Provisional ballot voters - heavily Democratic and pro-levy - pushed Imagination Station's 0.17-mill levy renewal request from the "defeated" to the "approved" column Monday when the Lucas County Board of Elections certified the Nov. 6 election results.
More than 9,000 ballots, made up primarily of provisional ballots, that were not counted on Election Day were added to the official count. That reversed the levy's 1,075-vote deficit to a 306-vote victory.
The levy costs the owner of a $100,000 home in Lucas County $5.21 a year.
"This is wonderful to have this type of support," said Lori Hauser, chief executive officer of the science museum formerly known as COSI, after the elections board certified the election results. "It helps us planning out longer what kind of exhibits we can bring in. Right now we're very pleased with the support we have coming in."
She thanked the elections board for the process, the outcome of which was not unexpected. Provisional votes have a history of trending Democratic and pro-levy.
The levy will generate about $1.1 million a year for five years, beginning after the museum's current levy expires at the end of 2013. Public funding represents about 40 percent of the science center’s $3 million annual operating budget, with other revenue coming from admissions, memberships, a retail store, a restaurant, and private fund-raising.
The final tally for the museum levy was 98,538 to 98,232, a difference of 306 votes, or 50.08 percent to 49.92 percent. Of the 7,715 new votes that were counted toward the Imagination Station issue, 59 percent were in support of the levy. That compares with 49.7 percent of the vote counted on Election Day.
The downtown science center, formerly called COSI, closed in 2007 amid funding challenges and after two failed levy attempts. It reopened in October, 2009, under the name Imagination Station after voters in 2008 approved the existing levy.
Because the difference is less than one-half of 1 percent of the total votes cast, an automatic recount of 5 percent of the total vote is required under state law. The board will meet Wednesday to select precincts randomly for the recount, which will be held 9 a.m., Dec. 6.

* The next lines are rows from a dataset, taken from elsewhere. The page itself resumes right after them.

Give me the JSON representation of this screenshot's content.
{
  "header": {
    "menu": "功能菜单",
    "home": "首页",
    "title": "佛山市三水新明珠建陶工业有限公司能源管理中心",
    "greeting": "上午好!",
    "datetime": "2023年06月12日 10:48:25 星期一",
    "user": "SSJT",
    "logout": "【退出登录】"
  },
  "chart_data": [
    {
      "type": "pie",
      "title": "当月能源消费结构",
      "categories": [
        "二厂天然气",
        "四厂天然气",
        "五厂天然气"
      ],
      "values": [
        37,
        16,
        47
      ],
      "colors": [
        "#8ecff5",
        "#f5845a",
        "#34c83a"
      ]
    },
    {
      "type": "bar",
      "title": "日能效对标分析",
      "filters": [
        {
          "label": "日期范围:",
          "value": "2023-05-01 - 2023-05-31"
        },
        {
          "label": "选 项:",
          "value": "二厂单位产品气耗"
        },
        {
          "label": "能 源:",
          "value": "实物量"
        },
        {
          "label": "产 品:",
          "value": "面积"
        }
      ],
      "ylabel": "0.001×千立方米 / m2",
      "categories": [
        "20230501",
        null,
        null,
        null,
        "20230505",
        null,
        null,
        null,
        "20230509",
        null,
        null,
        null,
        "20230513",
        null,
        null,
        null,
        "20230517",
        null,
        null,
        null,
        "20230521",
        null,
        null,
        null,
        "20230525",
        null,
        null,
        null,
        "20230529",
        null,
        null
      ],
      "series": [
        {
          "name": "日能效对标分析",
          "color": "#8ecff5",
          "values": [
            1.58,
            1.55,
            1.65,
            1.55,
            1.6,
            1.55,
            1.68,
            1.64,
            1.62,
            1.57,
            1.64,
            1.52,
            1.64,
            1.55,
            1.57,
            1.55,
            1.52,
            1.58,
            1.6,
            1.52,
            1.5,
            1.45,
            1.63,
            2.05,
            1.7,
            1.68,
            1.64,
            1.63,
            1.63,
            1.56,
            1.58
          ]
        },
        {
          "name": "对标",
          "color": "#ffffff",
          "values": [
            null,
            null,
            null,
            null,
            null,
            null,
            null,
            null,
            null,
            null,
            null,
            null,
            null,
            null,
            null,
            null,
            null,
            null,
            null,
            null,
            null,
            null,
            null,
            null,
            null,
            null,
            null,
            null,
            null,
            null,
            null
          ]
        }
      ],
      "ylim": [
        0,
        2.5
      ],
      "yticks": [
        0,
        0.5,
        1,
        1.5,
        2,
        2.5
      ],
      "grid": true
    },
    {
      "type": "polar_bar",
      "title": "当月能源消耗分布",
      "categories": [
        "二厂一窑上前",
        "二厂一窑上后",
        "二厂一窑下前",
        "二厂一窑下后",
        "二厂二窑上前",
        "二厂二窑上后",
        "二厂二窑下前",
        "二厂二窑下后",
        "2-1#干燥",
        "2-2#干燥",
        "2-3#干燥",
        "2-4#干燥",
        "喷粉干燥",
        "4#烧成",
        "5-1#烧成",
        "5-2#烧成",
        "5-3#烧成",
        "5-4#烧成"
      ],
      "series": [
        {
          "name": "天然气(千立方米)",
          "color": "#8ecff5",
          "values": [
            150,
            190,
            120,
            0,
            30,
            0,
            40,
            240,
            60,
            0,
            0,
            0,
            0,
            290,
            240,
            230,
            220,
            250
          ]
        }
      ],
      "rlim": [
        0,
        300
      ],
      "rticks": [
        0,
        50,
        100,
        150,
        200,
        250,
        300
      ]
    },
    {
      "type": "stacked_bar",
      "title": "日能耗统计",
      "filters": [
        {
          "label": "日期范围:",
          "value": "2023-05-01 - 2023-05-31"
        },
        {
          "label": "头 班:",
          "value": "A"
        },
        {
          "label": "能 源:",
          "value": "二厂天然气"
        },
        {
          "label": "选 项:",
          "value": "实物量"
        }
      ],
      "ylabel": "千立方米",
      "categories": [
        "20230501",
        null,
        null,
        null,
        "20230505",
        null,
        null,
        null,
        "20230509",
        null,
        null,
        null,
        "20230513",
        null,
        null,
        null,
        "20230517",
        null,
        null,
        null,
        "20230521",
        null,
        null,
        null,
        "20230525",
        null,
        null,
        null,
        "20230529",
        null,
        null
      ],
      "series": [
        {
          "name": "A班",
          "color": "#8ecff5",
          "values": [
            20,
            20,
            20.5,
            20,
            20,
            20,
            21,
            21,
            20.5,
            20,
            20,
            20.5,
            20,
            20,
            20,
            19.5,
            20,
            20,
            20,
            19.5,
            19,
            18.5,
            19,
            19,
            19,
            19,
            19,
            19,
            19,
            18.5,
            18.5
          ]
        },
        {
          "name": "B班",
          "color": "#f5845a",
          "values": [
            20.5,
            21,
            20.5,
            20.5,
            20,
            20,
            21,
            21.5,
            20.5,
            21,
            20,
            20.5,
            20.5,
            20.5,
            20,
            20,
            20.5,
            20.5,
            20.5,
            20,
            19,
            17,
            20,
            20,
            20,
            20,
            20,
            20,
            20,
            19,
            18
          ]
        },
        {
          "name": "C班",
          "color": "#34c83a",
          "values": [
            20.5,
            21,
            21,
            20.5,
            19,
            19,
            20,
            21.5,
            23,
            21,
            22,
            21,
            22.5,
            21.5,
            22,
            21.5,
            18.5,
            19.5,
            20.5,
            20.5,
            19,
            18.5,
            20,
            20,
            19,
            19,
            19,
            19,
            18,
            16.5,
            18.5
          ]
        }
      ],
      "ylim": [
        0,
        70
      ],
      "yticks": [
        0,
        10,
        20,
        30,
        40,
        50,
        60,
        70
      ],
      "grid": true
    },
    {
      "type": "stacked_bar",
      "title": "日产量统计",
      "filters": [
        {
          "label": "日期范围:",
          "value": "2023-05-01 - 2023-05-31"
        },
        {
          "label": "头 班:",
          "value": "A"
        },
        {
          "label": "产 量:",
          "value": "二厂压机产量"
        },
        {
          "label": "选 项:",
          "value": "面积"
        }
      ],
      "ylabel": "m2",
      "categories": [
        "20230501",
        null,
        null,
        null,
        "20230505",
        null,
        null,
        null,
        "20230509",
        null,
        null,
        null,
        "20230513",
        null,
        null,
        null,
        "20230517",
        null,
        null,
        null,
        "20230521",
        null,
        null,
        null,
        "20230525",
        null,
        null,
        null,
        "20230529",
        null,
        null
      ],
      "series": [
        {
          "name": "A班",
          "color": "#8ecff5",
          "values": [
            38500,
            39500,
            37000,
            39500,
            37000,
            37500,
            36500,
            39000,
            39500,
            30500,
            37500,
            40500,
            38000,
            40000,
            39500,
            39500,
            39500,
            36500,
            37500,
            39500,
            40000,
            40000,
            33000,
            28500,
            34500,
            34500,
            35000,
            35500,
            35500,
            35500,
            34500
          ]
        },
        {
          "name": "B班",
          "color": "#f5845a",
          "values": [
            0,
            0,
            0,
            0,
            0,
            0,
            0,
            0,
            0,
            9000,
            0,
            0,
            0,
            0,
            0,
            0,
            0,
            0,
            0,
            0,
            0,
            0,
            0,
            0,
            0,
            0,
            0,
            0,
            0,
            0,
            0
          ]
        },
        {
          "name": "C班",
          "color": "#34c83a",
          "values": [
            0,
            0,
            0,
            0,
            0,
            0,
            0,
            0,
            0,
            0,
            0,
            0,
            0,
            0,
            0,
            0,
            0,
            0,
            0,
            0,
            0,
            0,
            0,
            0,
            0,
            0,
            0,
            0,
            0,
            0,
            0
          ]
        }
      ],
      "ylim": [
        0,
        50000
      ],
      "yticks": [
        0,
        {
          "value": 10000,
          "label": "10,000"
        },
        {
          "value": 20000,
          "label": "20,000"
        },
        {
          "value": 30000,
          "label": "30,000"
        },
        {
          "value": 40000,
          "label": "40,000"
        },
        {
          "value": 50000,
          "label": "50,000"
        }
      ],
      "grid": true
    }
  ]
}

Republican elections board member Jon Stainbrook said automatic recounts rarely change the outcome of an election. The Imagination Station levy was the only issue out of 55 races and issues on the Nov. 6 ballot in which the final outcome was reversed.
In all, 9,496 votes were added to complete the Lucas County vote count for a total turnout of 211,824 voters out of 310,123 registered voters, or 68.3 percent. That compared with 221,905 voters in 2008, or 70 percent of the registered voters that year.
A close race for Lucas County Common Pleas judge got farther apart with the additional ballots. Incumbent Democrat Myron Duhart beat Republican Kenneth Phillips with 51.27 percent, up from 51.08 percent.
Of 8,396 provisional votes added in the 2012 presidential contest, 79.3 percent went for Democratic President Barack Obama in his successful bid for re-election, and 18.9 percent went to Republican Mitt Romney. The additional votes brought Mr. Obama's victory in Lucas County to 64.8 percent to 33.2 percent.
Provisional voters also favored every levy request on the Lucas County ballot. In addition to the 8,440 provisional ballots there were late-arriving absentee voter ballots and paper ballots that were damaged and could not be scanned. Those ballots were remade by the four-member board, made up of two Democrats and two Republicans, and then scanned.